During his years as minister of economy, finance minister and primer minister, he resigned his positions on the company’s board, but continued owning a 25 percent share of Cosapi. It is against the law for public functionaries to own more than 5 percent of a company that does business with the state. It is estimated that Cosapi earned $100 million from its multiple government contracts.
In addition, PPK lied when he said he never met with his partner, Chilean multimillionaire Geraldo Sepulveda, who had taken over the responsibilities of managing PPK’s companies. It has come to light that the two met on at least three occasions while Kuczynski was serving as a government minister. Banco de Credito del Peru informed the Peruvian Lava Jato Commission, which is investigating bribes and corruption connected to government contracts with Brazilian construction giant Odebrecht, that PPK’s companies executed more than 140 transactions with the Peruvian government.
Facing a possible new vote for impeachment, the crisis of Kuczynski’s administration has been further exacerbated by the deteriorating economic conditions in Peru.
The country’s economy shrank in 2015 and 2016, and in 2017 GDP grew an anemic 2.5 percent. Industrial production, however, dropped by 3.5 percent in the last month of the year.
Meanwhile, the country confronts a growing fiscal deficit: state revenues from tax collections have declined from 17 percent of GDP in 2012 to 12 percent today.
The construction industry has diminished substantially over the last two years, partially affected by the paralysis of projects which involved Odebrecht bribes and payoffs.
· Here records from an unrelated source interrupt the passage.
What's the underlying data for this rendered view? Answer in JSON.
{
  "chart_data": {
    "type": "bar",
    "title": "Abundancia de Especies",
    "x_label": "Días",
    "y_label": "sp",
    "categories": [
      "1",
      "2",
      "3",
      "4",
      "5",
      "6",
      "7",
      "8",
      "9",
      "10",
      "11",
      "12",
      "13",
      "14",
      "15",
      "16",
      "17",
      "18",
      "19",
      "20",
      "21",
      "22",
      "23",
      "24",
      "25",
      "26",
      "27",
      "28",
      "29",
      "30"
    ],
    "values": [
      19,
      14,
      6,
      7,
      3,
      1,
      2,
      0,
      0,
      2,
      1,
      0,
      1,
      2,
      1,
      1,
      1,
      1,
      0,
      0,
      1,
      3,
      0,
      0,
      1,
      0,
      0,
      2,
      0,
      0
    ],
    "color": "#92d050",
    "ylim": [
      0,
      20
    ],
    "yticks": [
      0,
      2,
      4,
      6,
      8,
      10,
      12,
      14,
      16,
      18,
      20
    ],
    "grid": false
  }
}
Multibillion dollar investments in mining and infrastructure have also slowed due to the Odebrecht scandal.
Kuczynski’s proposal for an insignificant 8 percent wage increase limited to 2.8 percent of the labor force will do nothing to reverse the decline in growth, the mounting fiscal deficit and the reality of a two tier wage system – one formal with better wages and higher productivity and a much larger and growing informal sector with lower wages and productivity. Nor will it ameliorate the crisis of class rule, which involves not merely the impeachment of PPK, but the discrediting of all of the bourgeois parties, which like him are deeply implicated in crimes and corruption.